Stern Laser was a former distributor of Complainant’s goods and is a current distributor of a direct competitor of the Complainants’. Max Gritti is the administrative contact for the domain name, his listed email address is at sternlaser.com and it is admitted by Respondent that he is a shareholder in both Orion (the putative owner of the domain name) and Stern Laser. The Complainant has proven this element to support transfer of the domain name.
Registration and Use in Bad Faith
The Panel finds that Respondent registered the domain name in bad faith because he knew of Complainant’s marks before registering the domain name, was directly related to a competitor of Complainant, and has articulated no legitimate reason for such registration. See Samsonite Corp. v. Colony Holding, FA 94313 (Nat. Arb. Forum Apr. 17, 2000) (evidence of bad faith includes actual or constructive knowledge of commonly known mark at the time of registration). The argument advanced by the Respondent, that Stern Laser was not proved to be a real party in interest is unpersuasive. Respondent has acknowledged that Mr. Gritti is a shareholder in both Stern Laser and Orion, who is listed as the registrant. The Respondent provided no evidence or argument for the proposition that Gritti was not a controlling principal in either organization. The fact that Mr. Gritti was both a former employee of the Complainant, and now works for a direct competitor of the Complainant is telling. The Complainant has proved this element to support transfer of the domain name.

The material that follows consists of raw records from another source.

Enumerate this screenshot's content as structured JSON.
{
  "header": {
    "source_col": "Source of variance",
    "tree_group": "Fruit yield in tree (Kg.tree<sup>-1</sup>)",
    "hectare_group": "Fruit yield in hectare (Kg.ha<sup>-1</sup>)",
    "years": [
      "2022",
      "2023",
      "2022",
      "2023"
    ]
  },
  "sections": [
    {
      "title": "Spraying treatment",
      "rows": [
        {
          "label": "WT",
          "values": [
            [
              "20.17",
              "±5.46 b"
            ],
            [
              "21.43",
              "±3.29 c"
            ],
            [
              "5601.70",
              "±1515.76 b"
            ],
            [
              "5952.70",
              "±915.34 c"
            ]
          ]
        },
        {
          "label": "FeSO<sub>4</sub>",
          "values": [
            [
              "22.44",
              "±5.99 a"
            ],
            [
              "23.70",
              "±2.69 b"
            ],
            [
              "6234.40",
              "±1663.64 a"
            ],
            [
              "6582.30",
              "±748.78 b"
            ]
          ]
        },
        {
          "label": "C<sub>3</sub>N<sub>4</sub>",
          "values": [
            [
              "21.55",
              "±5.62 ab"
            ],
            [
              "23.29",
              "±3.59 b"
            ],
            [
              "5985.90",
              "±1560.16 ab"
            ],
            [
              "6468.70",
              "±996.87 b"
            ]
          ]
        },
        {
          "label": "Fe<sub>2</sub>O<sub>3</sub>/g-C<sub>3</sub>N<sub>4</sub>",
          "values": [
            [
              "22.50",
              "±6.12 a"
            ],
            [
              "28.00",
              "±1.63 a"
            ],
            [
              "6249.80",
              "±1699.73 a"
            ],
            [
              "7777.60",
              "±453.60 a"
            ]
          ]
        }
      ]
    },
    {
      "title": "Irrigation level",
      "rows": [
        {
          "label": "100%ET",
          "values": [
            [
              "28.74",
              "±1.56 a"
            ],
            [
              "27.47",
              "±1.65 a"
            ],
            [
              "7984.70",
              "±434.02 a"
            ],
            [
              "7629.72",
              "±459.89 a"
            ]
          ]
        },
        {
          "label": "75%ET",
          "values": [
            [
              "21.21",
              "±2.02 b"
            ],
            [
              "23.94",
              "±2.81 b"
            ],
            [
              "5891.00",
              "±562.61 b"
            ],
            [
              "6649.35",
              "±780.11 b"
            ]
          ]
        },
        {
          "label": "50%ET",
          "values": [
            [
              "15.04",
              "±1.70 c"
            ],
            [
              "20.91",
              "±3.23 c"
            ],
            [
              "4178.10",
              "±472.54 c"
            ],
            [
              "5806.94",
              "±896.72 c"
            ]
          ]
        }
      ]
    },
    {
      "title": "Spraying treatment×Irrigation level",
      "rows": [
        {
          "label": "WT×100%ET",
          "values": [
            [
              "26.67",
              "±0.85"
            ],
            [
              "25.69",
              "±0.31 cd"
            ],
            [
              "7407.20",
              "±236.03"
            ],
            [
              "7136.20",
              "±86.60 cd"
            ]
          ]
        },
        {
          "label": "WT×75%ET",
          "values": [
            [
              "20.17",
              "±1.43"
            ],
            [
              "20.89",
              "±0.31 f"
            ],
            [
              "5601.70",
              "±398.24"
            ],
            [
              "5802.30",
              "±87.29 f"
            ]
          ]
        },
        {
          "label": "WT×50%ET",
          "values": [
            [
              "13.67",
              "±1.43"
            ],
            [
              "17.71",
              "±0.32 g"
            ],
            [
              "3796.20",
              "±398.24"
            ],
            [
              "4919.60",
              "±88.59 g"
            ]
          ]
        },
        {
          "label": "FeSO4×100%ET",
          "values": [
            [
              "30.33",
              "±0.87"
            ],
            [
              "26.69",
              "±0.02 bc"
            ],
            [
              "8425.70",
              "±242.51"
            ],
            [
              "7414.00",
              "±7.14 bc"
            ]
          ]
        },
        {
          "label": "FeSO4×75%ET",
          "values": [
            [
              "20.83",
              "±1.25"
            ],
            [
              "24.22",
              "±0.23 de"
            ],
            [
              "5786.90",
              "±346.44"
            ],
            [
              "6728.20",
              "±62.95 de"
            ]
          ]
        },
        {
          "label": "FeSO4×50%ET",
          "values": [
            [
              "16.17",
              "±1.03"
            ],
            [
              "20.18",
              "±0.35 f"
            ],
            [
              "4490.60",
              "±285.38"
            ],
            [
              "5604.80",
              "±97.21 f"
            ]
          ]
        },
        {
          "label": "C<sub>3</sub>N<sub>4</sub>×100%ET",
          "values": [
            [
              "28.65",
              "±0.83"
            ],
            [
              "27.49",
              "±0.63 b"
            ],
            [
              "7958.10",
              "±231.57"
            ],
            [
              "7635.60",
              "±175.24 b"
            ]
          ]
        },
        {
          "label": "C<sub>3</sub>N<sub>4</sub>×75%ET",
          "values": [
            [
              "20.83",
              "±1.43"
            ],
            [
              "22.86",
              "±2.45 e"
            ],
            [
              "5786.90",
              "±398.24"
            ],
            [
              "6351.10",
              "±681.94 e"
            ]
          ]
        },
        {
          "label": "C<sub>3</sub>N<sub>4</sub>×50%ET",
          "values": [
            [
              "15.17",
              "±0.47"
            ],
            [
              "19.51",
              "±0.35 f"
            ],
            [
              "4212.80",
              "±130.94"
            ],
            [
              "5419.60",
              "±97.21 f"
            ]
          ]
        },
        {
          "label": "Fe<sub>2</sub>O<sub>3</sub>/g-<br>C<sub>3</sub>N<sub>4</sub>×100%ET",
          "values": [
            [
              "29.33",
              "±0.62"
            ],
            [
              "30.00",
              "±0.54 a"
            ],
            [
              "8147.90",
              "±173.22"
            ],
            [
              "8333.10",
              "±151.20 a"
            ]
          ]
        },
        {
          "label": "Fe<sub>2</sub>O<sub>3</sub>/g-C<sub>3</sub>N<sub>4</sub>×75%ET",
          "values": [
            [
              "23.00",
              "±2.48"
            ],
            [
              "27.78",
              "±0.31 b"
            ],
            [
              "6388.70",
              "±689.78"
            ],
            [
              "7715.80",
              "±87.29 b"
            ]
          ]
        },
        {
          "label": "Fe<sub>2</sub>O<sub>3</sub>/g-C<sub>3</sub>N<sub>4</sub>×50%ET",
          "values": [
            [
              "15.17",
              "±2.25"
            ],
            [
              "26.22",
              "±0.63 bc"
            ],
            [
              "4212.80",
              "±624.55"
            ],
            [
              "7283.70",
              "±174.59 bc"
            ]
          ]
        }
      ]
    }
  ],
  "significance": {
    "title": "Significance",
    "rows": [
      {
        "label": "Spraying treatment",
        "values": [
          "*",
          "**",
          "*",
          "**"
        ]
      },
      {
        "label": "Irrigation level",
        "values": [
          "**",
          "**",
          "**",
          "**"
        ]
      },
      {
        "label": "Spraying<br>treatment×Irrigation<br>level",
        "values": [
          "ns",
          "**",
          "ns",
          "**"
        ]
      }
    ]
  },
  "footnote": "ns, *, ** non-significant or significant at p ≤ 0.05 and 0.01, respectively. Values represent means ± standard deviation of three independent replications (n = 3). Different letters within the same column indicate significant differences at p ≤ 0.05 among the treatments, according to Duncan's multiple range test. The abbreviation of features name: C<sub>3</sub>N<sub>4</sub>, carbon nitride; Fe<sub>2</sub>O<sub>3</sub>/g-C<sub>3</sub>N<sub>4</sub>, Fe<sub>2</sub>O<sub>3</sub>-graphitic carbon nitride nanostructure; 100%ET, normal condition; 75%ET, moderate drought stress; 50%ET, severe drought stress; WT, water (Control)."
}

Based on the evidence set forth above the Panel finds that the Respondent has used the Domain Name in bad faith because the Respondent attempted to sell Complainant the domain name for consideration in excess of out-of-pocket costs and has made no demonstrable legitimate use of the Domain Name.
For the foregoing reasons, the panel orders that the domain name be transferred from Respondent to Complainant.